Black Walnut for Windows
A discussion considering whether Black Walnut is an appropriate wood for constructing custom reproduction window sash. April 4, 2011
Question
I've just been asked to quote for some sliding sash windows (double hung) in black walnut. Interior polished finish, exterior painted. I'm not convinced of the suitability of black walnut for exterior joinery. Any thoughts?
Forum Responses
(Architectural Woodworking Forum)
From contributor D:
We've made many doors and windows out of walnut. Considering most sashes are made out of pine, which is probably one of the least suitable materials for exterior joinery, I wouldn't worry about using it one bit.
From the original questioner:
Thanks. Our normal window frames are from European oak, Sapele and sometimes Idigbo. My concern is that our stock in the UK is probably kilned down too low. Are there any particular issues with a painted finish externally? The building is in a conservation area.
From contributor D:
My only concern is obtaining walnut that has been steamed at the outset when green to get a nice homogenous color. I found if it isn't specified, we'll receive lumber with stark contrasting heart and sapwood colors, running from dark greyish brown to almost cream. Pretty difficult to get a decent yield when grain matching this stuff. I don't have any knowledge of your building codes regarding conservation areas, so perhaps someone from your area could weigh in.
From contributor K:
Black walnut heartwood is quite stable and resistant to decay; sapwood is not resistant. Long knot-free lengths can be hard to get, but that should not be an issue for sash. I wouldn't use sapwood for sash, so would prefer unsteamed material to easily see the difference. Walnut generally mills well. Thicker material is harder to dry successfully; I have seen some shipments of 8/4 severely honeycombed. If you can get thoroughly air dried lumber, or kiln dried at a moderate schedule, that would be best.
From the original questioner:
Thanks. The only issue with our conservation codes is whether they will allow sealed unit double glazing or not, which affects the thickness of any glazing bars; however they are particular regarding external finishes, hence paint. We would struggle over here to source air dried. Only kiln dried to 10-12% is easily available. Will have to investigate further.
From contributor K:
It seems in my limited experience with European sourced lumber that it is generally dried to a higher moisture content than is common in the US (KD lumber here is normally taken down to 6-7%, aiming to be close to indoor heated winter EMC in many parts of the country). Is this perception accurate, and if so what is the reason?
When you say that your project is in a conservation area, what does that mean? Are you required to adhere to a specific standard for replacement millwork?
From the original questioner:
Normally our kiln dried timber is supplied at between 10-12%, air dried 18-20%. However, experience and a moisture meter has taught me that the advertised moisture content is not necessarily the actual moisture content!
With regard to the constraints of conservation areas, a lot depends upon the level of listing applied to any particular building. The lower the listing number, the more protected the building is. Generally they are interested in the size and moulding detail of timber sections, particularly if the existing windows are true divided lights. The big problem comes when the conservation people start talking to the building code people, then the whole thing becomes a nightmare. The conservation people ideally want the window repaired or manufactured to be exactly the same as existing, while the building code people want the latest sealed unit double glazing, insulating glass, etc. The trick is to try not to get caught in the middle!

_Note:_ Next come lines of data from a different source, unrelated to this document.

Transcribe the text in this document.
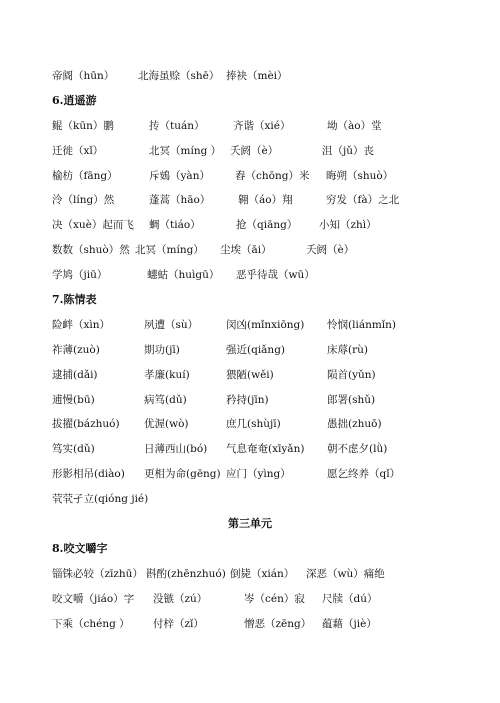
帝阍（hūn） 北海虽赊（shē） 捧袂（mèi）
6.逍遥游
鲲（kūn）鹏	抟（tuán）	齐谐（xié）	坳（ào）堂
迁徙（xǐ）	北冥（míng ） 夭阏（è）	沮（jǔ）丧
榆枋（fāng）	斥鴳（yàn） 舂（chōng）米 晦朔（shuò）
泠（líng）然	蓬蒿（hāo）	翱（áo）翔	穷发（fà）之北
决（xuè）起而飞 蜩（tiáo）	抢（qiāng） 小知（zhì）
数数（shuò）然 北冥（míng） 尘埃（āi）	夭阏（è）
学鸠（jiū）	蟪蛄（huìgū） 恶乎待哉（wū）
7.陈情表
险衅（xìn）	夙遭（sù）	闵凶(mǐnxiōng) 怜悯(liánmǐn)
祚薄(zuò)	期功(jī)	强近(qiǎng)	床蓐(rù)
逮捕(dǎi)	孝廉(kuí)	猥陋(wěi)	陨首(yǔn)
逋慢(bū)	病笃(dǔ)	矜持(jīn)	郎署(shǔ)
拔擢(bázhuó) 优渥(wò)	庶几(shùjī)	愚拙(zhuō)
笃实(dǔ)	日薄西山(bó) 气息奄奄(xīyǎn) 朝不虑夕(lǜ)
形影相吊(diào) 更相为命(gēng) 应门（yìng）	愿乞终养（qǐ）
茕茕孑立(qióng jié)
第三单元
8.咬文嚼字
锱铢必较（zīzhū） 斟酌(zhēnzhuó) 倒毙（xián） 深恶（wù）痛绝
咬文嚼（jiáo）字 没镞（zú）	岑（cén）寂 尺牍（dú）
下乘（chéng ） 付梓（zǐ）	憎恶（zēng） 蕴藉（jiè）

The last conservation project we were involved in took three years from initial discussions through manufacture to installation, and took countless hours of paperwork, revised drawings and endless meetings. The problem is that there is no national standard, so the regulations differ from area to area and are ultimately up to the individual conservation officer assigned to the case. This is why I originally posted the question, as in forty years I've never been asked for walnut windows, so as they say, forewarned is forearmed! If this project proceeds as the last one did, I will probably have sold the shop, drawn my pension and gone fishing!